Most of the morning was spent just waiting around and killing time. The emcee that day has been the subject of criticism by many but honestly, I think he did a good job. I'm sure it wasn't easy for him. He was there since the wee hours of the morning in less than stellar conditions but his enthusiasm never wavered and he was able to maintain a light atmosphere for everyone with his cheerful and festive demeanor.
A lot of online bashers say that he turned a supposedly solemn event into an episode of "Showtime". So what? There was certainly much to celebrate and be joyful for. It wasn't like we weren't able to reflect during the actual mass (which I must say was beautiful with the choir and full orchestra.) Bottom line: I think he made the long wait slightly more bearable for the majority.
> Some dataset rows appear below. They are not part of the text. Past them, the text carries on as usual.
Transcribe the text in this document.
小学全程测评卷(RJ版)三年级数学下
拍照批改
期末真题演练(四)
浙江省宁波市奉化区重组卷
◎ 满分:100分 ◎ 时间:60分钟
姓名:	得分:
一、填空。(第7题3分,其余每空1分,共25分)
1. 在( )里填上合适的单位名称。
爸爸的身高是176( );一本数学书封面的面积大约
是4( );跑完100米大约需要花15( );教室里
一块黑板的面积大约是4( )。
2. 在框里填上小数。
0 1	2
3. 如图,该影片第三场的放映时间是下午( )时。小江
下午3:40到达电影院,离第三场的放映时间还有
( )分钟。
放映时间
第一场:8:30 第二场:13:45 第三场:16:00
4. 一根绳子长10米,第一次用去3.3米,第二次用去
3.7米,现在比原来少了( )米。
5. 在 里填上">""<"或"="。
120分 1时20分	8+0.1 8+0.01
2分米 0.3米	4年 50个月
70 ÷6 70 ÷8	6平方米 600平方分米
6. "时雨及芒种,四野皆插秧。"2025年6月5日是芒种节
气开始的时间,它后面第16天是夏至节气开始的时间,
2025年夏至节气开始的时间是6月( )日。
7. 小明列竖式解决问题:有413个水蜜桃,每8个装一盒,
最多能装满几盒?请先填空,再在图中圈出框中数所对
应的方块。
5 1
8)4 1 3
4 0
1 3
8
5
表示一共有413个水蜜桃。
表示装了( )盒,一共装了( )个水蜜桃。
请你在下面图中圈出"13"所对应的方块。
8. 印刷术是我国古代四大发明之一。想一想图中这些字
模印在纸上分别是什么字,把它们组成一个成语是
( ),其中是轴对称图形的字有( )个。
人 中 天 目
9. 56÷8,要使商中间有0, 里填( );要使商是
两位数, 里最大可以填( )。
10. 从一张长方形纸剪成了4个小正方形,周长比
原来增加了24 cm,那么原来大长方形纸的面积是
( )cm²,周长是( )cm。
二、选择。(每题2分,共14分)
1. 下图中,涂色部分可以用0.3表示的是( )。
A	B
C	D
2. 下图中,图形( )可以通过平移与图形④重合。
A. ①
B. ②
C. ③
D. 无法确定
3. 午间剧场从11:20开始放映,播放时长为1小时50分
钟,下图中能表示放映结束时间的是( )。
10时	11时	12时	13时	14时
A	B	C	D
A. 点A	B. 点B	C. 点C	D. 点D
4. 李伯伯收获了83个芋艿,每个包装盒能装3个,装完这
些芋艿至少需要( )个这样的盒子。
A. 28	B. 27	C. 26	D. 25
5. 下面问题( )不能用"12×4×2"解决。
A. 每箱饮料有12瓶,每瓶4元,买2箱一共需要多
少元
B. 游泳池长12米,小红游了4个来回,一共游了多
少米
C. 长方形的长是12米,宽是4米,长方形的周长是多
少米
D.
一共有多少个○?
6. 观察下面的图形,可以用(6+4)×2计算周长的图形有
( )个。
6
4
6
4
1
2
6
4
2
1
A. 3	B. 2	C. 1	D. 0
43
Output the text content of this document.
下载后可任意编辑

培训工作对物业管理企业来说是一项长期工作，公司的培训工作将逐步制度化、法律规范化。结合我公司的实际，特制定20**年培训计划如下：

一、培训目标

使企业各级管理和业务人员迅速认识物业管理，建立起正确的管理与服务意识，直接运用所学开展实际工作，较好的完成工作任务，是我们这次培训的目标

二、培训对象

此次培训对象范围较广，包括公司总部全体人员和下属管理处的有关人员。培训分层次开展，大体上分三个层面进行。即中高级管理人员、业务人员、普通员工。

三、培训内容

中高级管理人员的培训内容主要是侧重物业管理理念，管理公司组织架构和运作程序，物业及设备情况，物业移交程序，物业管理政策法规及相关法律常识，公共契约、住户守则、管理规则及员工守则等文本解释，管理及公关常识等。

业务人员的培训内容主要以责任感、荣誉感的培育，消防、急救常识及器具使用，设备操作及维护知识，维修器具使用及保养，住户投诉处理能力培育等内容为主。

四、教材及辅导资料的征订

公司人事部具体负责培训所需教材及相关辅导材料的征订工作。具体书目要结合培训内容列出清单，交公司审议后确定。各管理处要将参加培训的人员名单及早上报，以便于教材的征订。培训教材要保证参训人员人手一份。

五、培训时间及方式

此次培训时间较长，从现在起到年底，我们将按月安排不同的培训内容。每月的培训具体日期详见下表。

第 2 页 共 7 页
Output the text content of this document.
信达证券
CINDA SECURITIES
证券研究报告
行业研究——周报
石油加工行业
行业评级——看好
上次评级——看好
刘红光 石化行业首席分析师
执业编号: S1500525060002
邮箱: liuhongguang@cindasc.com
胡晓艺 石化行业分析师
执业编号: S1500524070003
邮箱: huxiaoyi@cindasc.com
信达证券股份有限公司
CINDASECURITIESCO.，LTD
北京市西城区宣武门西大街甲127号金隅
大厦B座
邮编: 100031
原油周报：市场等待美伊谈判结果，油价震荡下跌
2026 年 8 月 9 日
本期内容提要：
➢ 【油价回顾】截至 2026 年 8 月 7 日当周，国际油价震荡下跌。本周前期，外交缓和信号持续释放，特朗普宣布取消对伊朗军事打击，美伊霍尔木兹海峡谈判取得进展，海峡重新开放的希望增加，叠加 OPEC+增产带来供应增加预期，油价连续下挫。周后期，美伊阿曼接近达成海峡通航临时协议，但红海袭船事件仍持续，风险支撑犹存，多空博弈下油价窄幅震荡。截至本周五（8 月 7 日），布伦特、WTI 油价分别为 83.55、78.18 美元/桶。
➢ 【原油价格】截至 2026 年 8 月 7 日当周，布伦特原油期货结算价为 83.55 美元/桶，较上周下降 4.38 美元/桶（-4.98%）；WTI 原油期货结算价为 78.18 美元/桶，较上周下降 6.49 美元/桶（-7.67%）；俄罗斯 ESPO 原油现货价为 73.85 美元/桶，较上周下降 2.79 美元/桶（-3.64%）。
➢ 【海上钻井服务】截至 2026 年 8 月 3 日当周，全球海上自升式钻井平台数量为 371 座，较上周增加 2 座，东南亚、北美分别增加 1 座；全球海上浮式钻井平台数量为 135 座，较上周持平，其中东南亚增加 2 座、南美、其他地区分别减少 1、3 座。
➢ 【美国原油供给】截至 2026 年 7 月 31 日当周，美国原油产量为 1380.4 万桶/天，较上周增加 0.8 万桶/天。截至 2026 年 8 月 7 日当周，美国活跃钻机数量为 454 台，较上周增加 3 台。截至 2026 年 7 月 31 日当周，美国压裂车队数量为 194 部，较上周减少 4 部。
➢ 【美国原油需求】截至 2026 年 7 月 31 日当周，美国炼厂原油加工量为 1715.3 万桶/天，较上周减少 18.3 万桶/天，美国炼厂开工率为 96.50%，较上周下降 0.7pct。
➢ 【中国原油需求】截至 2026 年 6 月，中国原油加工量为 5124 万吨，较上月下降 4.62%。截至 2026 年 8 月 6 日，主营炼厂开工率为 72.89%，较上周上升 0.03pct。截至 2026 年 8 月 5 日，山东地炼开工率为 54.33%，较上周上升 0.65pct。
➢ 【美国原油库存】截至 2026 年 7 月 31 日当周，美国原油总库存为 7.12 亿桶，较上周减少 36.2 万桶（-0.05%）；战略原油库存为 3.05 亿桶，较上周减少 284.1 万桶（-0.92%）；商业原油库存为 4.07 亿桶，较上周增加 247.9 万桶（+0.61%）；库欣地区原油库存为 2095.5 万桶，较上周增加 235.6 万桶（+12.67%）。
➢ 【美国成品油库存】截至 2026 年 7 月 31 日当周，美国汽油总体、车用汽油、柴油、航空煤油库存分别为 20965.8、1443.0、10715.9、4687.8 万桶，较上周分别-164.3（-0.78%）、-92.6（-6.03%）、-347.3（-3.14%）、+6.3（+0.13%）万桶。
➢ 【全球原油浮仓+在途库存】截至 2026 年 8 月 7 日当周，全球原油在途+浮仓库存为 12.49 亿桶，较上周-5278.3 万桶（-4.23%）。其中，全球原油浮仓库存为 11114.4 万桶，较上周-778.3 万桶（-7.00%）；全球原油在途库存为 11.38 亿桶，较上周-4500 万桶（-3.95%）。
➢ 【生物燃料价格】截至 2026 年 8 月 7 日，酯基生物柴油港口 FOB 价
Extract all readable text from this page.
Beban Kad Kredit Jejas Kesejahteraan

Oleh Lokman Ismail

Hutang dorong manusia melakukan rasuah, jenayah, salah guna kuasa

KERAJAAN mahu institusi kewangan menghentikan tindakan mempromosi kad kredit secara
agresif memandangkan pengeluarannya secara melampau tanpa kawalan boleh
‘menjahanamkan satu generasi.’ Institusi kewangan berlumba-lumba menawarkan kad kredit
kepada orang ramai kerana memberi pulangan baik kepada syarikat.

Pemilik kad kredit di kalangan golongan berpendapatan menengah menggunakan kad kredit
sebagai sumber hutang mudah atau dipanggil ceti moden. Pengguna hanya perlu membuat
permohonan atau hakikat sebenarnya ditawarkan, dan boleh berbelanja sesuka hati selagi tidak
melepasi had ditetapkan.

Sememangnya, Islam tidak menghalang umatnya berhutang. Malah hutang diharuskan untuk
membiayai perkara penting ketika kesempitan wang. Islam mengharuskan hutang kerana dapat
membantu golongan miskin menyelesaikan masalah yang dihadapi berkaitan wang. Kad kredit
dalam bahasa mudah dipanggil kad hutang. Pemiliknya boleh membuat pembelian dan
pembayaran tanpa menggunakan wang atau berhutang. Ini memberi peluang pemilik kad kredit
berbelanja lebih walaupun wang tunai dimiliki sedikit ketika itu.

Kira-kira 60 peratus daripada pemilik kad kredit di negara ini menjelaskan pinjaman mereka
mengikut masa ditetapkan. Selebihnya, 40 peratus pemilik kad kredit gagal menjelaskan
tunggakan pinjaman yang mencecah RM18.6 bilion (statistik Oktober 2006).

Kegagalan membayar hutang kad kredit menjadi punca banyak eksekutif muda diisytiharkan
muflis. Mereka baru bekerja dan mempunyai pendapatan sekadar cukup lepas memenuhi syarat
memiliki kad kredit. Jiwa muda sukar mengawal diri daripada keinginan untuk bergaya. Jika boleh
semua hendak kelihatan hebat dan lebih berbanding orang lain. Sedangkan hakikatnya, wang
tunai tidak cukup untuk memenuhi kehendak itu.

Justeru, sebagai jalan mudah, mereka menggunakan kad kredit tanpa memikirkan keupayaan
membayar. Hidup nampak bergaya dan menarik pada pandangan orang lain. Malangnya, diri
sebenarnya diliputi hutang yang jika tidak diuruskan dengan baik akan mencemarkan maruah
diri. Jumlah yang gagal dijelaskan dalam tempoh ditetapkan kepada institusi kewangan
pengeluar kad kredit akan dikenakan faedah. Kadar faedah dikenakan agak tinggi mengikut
Things began to pick up when it was time for "Pit Señor!". Dancers were flew in from Cebu and it was just a light and happy time.
From then on, we spent most of the rest of the day in the rain, waiting for the arrival of Pope Francis.
I was not prepared for the surge of emotions I felt while being in his presence.
You know the feeling of how most of us cry during one on one confessions held during religious retreats? It sort of feels the same way...
Except he didn't even have to utter a single word.
His aura is so peaceful, gentle and forgiving.
I felt an overwhelming sense of release, peace and love wash over me. It was truly an unforgettable, spiritual experience that I'm sure will never happen again. It was worth every single sacrifice we had to make that day and more.
Spot Nikola :)
We love you Pope Francis!
Thank you for reminding us of the true meaning of being Catholic. Thank you for leading by example and for being an inspiration to all of us. Thank you for being the open-minded and accepting person that you are. Thank you for opening your heart and your church with welcoming arms. Thank you for accepting prodigal children like me and making us know that it's okay. Thank you for helping us find our way back and believe once again.